Reflecting mindfully

Small moments, noticed

Stories and everyday reflections from my own practice — what mindfulness looks like, not in theory, but in an ordinary life.

Try to be mindful, and let things take their natural course. Then your mind will become still in any surroundings, like a clear forest pool. All kinds of wonderful, rare animals will come to drink — and you will see clearly the nature of all things.

— Ajahn Chah

More reflections will be added slowly.

A gathering of short reflections — small moments, noticed, from an ordinary life. They live across the site too, beside the practices they belong to; here they sit together.

On practice

The pause before reaction

For years I thought speed was strength — the fast reply, the quick correction, the point made before the other person had finished. I mistook reaction for competence. What I notice now, when I remember, is the small space before the words: a half-second where I can feel the pull to speak, and need not obey it. Nothing dramatic happens there. I simply see the wanting, and let it be seen. Sometimes I still react too fast. But the times I don't, the moment softens, and so does the reply. The pause is not control. It is only presence, arriving a little earlier than usual.

— UM

The wish to escape

For a long time I wanted out — out of difficulty, out of ordinary life, toward something purer somewhere else. I thought freedom lay in leaving. It took me years to see that the wish to escape was itself worth watching: restless, certain the answer was elsewhere, never quite here.
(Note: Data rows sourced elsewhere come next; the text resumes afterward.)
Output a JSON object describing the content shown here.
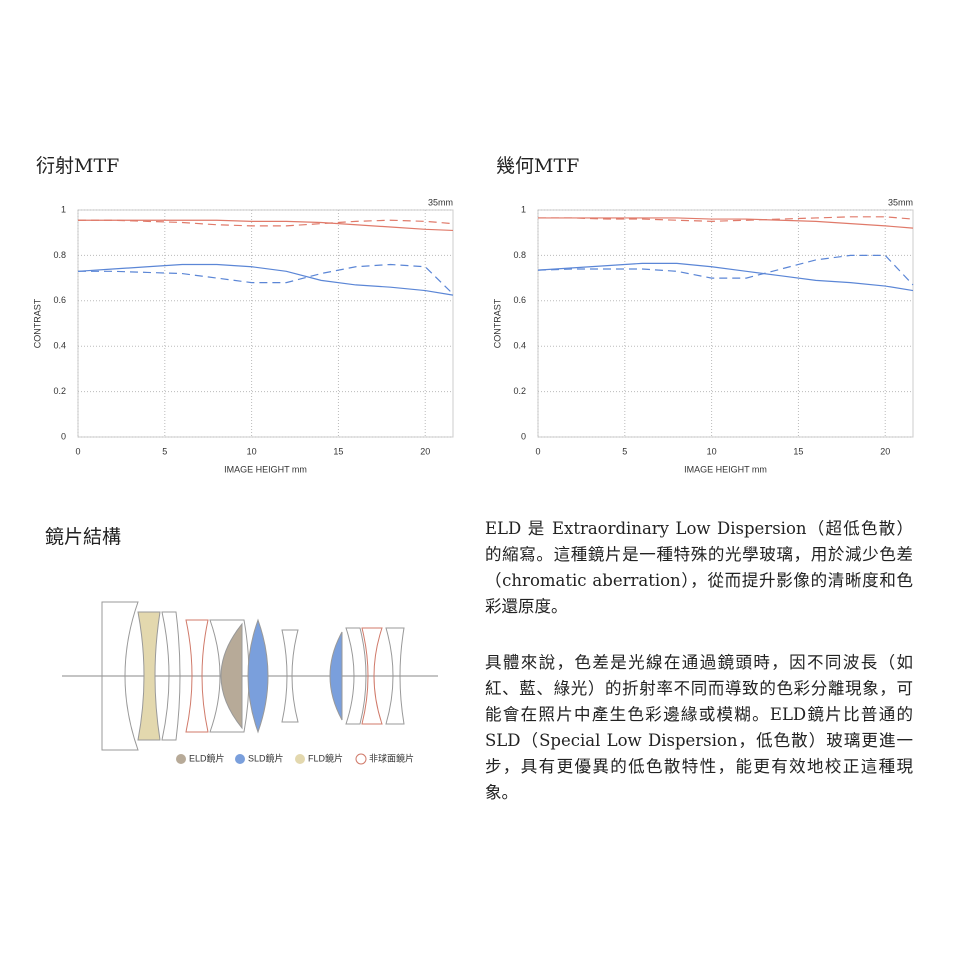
{
  "chart_data": [
    {
      "type": "line",
      "title": "衍射MTF",
      "annotation": "35mm",
      "xlabel": "IMAGE HEIGHT  mm",
      "ylabel": "CONTRAST",
      "xlim": [
        0,
        21.6
      ],
      "ylim": [
        0,
        1
      ],
      "xticks": [
        0,
        5,
        10,
        15,
        20
      ],
      "yticks": [
        0,
        0.2,
        0.4,
        0.6,
        0.8,
        1
      ],
      "grid": true,
      "x": [
        0,
        2,
        4,
        6,
        8,
        10,
        12,
        14,
        16,
        18,
        20,
        21.6
      ],
      "series": [
        {
          "color": "#e07a6a",
          "style": "solid",
          "values": [
            0.955,
            0.955,
            0.955,
            0.955,
            0.955,
            0.95,
            0.95,
            0.945,
            0.935,
            0.925,
            0.915,
            0.91
          ]
        },
        {
          "color": "#e07a6a",
          "style": "dashed",
          "values": [
            0.955,
            0.955,
            0.95,
            0.945,
            0.935,
            0.93,
            0.93,
            0.94,
            0.95,
            0.955,
            0.95,
            0.94
          ]
        },
        {
          "color": "#5b86d6",
          "style": "solid",
          "values": [
            0.73,
            0.74,
            0.75,
            0.76,
            0.76,
            0.75,
            0.73,
            0.69,
            0.67,
            0.66,
            0.645,
            0.625
          ]
        },
        {
          "color": "#5b86d6",
          "style": "dashed",
          "values": [
            0.73,
            0.73,
            0.725,
            0.72,
            0.7,
            0.68,
            0.68,
            0.72,
            0.75,
            0.76,
            0.75,
            0.63
          ]
        }
      ]
    },
    {
      "type": "line",
      "title": "幾何MTF",
      "annotation": "35mm",
      "xlabel": "IMAGE HEIGHT  mm",
      "ylabel": "CONTRAST",
      "xlim": [
        0,
        21.6
      ],
      "ylim": [
        0,
        1
      ],
      "xticks": [
        0,
        5,
        10,
        15,
        20
      ],
      "yticks": [
        0,
        0.2,
        0.4,
        0.6,
        0.8,
        1
      ],
      "grid": true,
      "x": [
        0,
        2,
        4,
        6,
        8,
        10,
        12,
        14,
        16,
        18,
        20,
        21.6
      ],
      "series": [
        {
          "color": "#e07a6a",
          "style": "solid",
          "values": [
            0.965,
            0.965,
            0.965,
            0.965,
            0.965,
            0.96,
            0.96,
            0.955,
            0.95,
            0.94,
            0.93,
            0.92
          ]
        },
        {
          "color": "#e07a6a",
          "style": "dashed",
          "values": [
            0.965,
            0.965,
            0.96,
            0.96,
            0.955,
            0.95,
            0.955,
            0.96,
            0.965,
            0.97,
            0.97,
            0.96
          ]
        },
        {
          "color": "#5b86d6",
          "style": "solid",
          "values": [
            0.735,
            0.745,
            0.755,
            0.765,
            0.765,
            0.75,
            0.73,
            0.71,
            0.69,
            0.68,
            0.665,
            0.645
          ]
        },
        {
          "color": "#5b86d6",
          "style": "dashed",
          "values": [
            0.735,
            0.74,
            0.74,
            0.74,
            0.73,
            0.7,
            0.7,
            0.74,
            0.78,
            0.8,
            0.8,
            0.67
          ]
        }
      ]
    }
  ],
  "lens": {
    "title": "鏡片結構",
    "legend": [
      "ELD鏡片",
      "SLD鏡片",
      "FLD鏡片",
      "非球面鏡片"
    ]
  },
  "description": [
    "ELD 是 Extraordinary Low Dispersion（超低色散）的縮寫。這種鏡片是一種特殊的光學玻璃，用於減少色差（chromatic aberration），從而提升影像的清晰度和色彩還原度。",
    "具體來說，色差是光線在通過鏡頭時，因不同波長（如紅、藍、綠光）的折射率不同而導致的色彩分離現象，可能會在照片中產生色彩邊緣或模糊。ELD鏡片比普通的 SLD（Special Low Dispersion，低色散）玻璃更進一步，具有更優異的低色散特性，能更有效地校正這種現象。"
  ]
}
When I stopped trying to leave my own experience and simply stayed with it, something eased — not because the difficulty went, but because I was no longer adding the second arrow of wanting to be anywhere but here. The way out, it turned out, was further in.

— UM

A reminder is not the practice

I built a small tool that nudges me through the day, because I kept forgetting. It helps — but I have to be honest about what it is. It does not make me present. It only rings a quiet note. The awareness is still mine to bring, in the half-second after, when I check: what is the body doing, what is the mind doing, am I here? A reminder is not the path. It is just something that helps you remember there is one.

— UM

The world as monastery

I once believed real practice happened elsewhere — in silence, in robes, far from ordinary life. I went looking for it in a forest, and found mostly my own restlessness. Years later, leading through hard times and learning to be a parent, I understood the teaching I had refused: the world is the monastery. The difficult meeting, the tired evening, the conversation I would rather avoid — these are not interruptions to practice. They are where it actually happens. The cushion was only ever the rehearsal.

— UM

On leading

When I did not like my own presence

There were years when I led people and did not like who I became in the room. Impatience. The need to be right. Anger that arrived before I noticed it had. People grew careful around me, and I felt it, and that made it worse. I used to think the problem was them, or the pressure. Slowly I understood the room was often reflecting my own state back to me. The work was not to manage them better. It was to see my own mind a little sooner — before it became the weather everyone else had to stand in.

— UM

Learning to be safe with anger

Anger was the reaction I trusted least in myself, because it moved faster than I did. The body knew before the mind admitted it — the heat, the tightening, the words already forming. For a long time I either acted on it or pretended it wasn't there. Practice offered a third way: to feel it arrive and simply know it, without obeying it and without denying it. Anger seen is very different from anger acted out. I am not always quick enough. But I am learning that the aim is not to have no anger. It is to become someone it is safe to be near, even when it comes.